Wie konnte es zu dieser Verwahrlosung kommen, wenn gleichzeitig so viele Menschen nach Wohnraum in Stuttgart suchen? Wer sich auf die Suche nach den Besitzern dieses Hauses macht und den Grund für dessen unwürdiges Ende sucht, findet einen Teil der Antwort auf dem Klingelschild. Dort steht noch immer der Name der Familie H., die zuletzt zwei Stockwerke des Hauses bewohnt hat und deren Mitglieder vor vielen Jahren ausgezogen oder gestorben sind. Auch ein ehemaliger Bewohner des Hauses lässt sich bald ausfindig machen.
„Die Familie H. hat dieses Gebäude über Generationen hinweg bewohnt“
„Die Familie H. hat dieses Gebäude über Generationen hinweg bewohnt“, sagt der ehemalige Bewohner. Zuletzt habe die ehemalige Hausbesitzerin mit Anfang 90 im ersten Stock des Gebäudes gewohnt. Sie habe wohl schon vor dem Zweiten Weltkrieg dort gelebt, habe in dem Viertel ihre Kindheit verbracht und sich bei Luftalarm im Krieg in dem geräumigen Keller des Hauses versteckt. Sie sei in hohem Alter verstorben. Die Silvesterfeuerwerke, die jedes Jahr vor dem Haus auf dem Lukasplatz gezündet werden, hätten sie immer zu Tode erschreckt. Doch weggezogen sei sie dennoch nicht. Ein Nachkomme von ihr habe zunächst noch im obersten Stock gewohnt. Später sei auch er ausgezogen.
Der Garten ist völlig zugewachsen. Foto: Erdem Gökalp
In der anderen Hälfte des Doppelhauses sei der ursprüngliche Besitzer auch vor Jahren gestorben. Seine Söhne seien regelmäßig gekommen, um nach dem Rechten zu sehen, doch auch diese Besuche hätten bald nachgelassen. Stattdessen sei auch das Haus einfach verwaist.
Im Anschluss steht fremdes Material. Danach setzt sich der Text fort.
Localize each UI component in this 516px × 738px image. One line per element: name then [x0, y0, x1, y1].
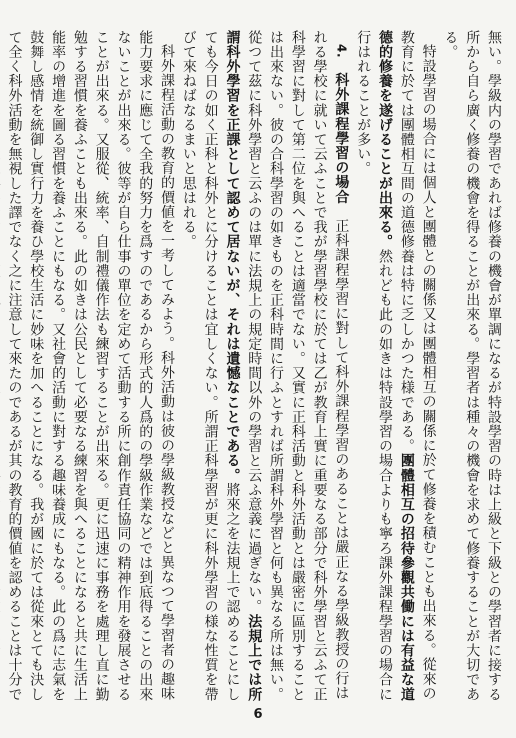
paragraph	[439, 30, 504, 710]
body-text: 科外課程活動の教育的價値を一考してみよう。科外活動は彼の學級教授などと異なつて學習者の趣味能力要求に應じて全我的努力を爲すのであるから形式的人爲的の學級作業などでは到底得ることの出來ないことが出來る。彼等が自ら仕事の單位を定めて活動する所に創作責任協同の精神作用を發展させることが出來る。又服從、統率、自制禮儀作法も練習することが出來る。更に迅速に事務を處理し直に勤勉する習慣を養ふことも出來る。此の如きは公民として必要なる練習を與へることになると共に生活上能率の增進を圖る習慣を養ふことにもなる。又社會的活動に對する趣味養成にもなる。此の爲に志氣を鼓舞し感情を統御し實行力を養ひ學校生活に妙味を加へることになる。我が國に於ては從來とても決して全く科外活動を無視した譯でなく之に注意して來たのであるが其の教育的價値を認めることは十分で	[6, 30, 176, 702]
emphasized-text: 科外課程學習の場合	[333, 58, 350, 205]
body-text: 特設學習の場合には個人と團體との關係又は團體相互の關係に於て修養を積むことも出來る。從來の教育に於ては團體相互間の道德修養は特に乏しかつた様である。	[398, 30, 437, 701]
emphasized-text: 團體相互の招待參觀共働には有益な道德的修養を遂げることが出來る。	[377, 30, 415, 702]
emphasized-text: 法規上では所謂科外學習を正課として認めて居ないが、それは遺憾なことである。	[224, 30, 263, 702]
body-text: 然れども此の如きは特設學習の場合よりも寧ろ課外課程學習の場合に行はれることが多い。	[355, 30, 394, 702]
body-text: 正科課程學習に對して科外課程學習のあることは嚴正なる學級教授の行はれる學校に就いて云ふことで我が學習學校に於ては乙が教育上實に重要なる部分で科外學習と云ふて正科學習に對して第二位を與へることは適當でない。又實に正科活動と科外活動とは嚴密に區別することは出來ない。彼の合科學習の如きものを正科時間に行ふとすれば所謂科外學習と何も異なる所は無い。從つて茲に科外學習と云ふのは單に法規上の規定時間以外の學習と云ふ意義に過ぎない。	[246, 30, 350, 702]
page-number: 6	[253, 707, 263, 722]
section-number: 4.	[334, 44, 349, 59]
paragraph	[0, 30, 177, 710]
paragraph	[177, 30, 351, 710]
vertical-text-body	[8, 30, 504, 710]
body-text: 無い。學級内の學習であれば修養の機會が單調になるが特設學習の時は上級と下級との學習者に接する所から自ら廣く修養の機會を得ることが出來る。學習者は種々の機會を求めて修養することが大切である。	[442, 30, 502, 702]
paragraph	[351, 30, 438, 710]
body-text: 將來之を法規上で認めることにしても今日の如く正科と科外とに分けることは宜しくない。所謂正科學習が更に科外學習の様な性質を帶びて來ねばなるまいと思はれる。	[180, 30, 241, 702]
Irgendwann hätten dort polnische Handwerker gewohnt, doch auch diese seien dann weggezogen.
Sanierungsbedarf: Historisches Gebäude erfordert hohe Investitionen
Schon zur Zeit des ehemaligen Bewohners sei das Gebäude sanierungsbedürftig gewesen. Die Dusche sei in der Küche gewesen, es habe eine Gasheizung gegeben und die Fenster waren auch nicht mehr die neuesten. Es muss offensichtlich viel Geld in das denkmalgeschützte Gebäude gesteckt werden.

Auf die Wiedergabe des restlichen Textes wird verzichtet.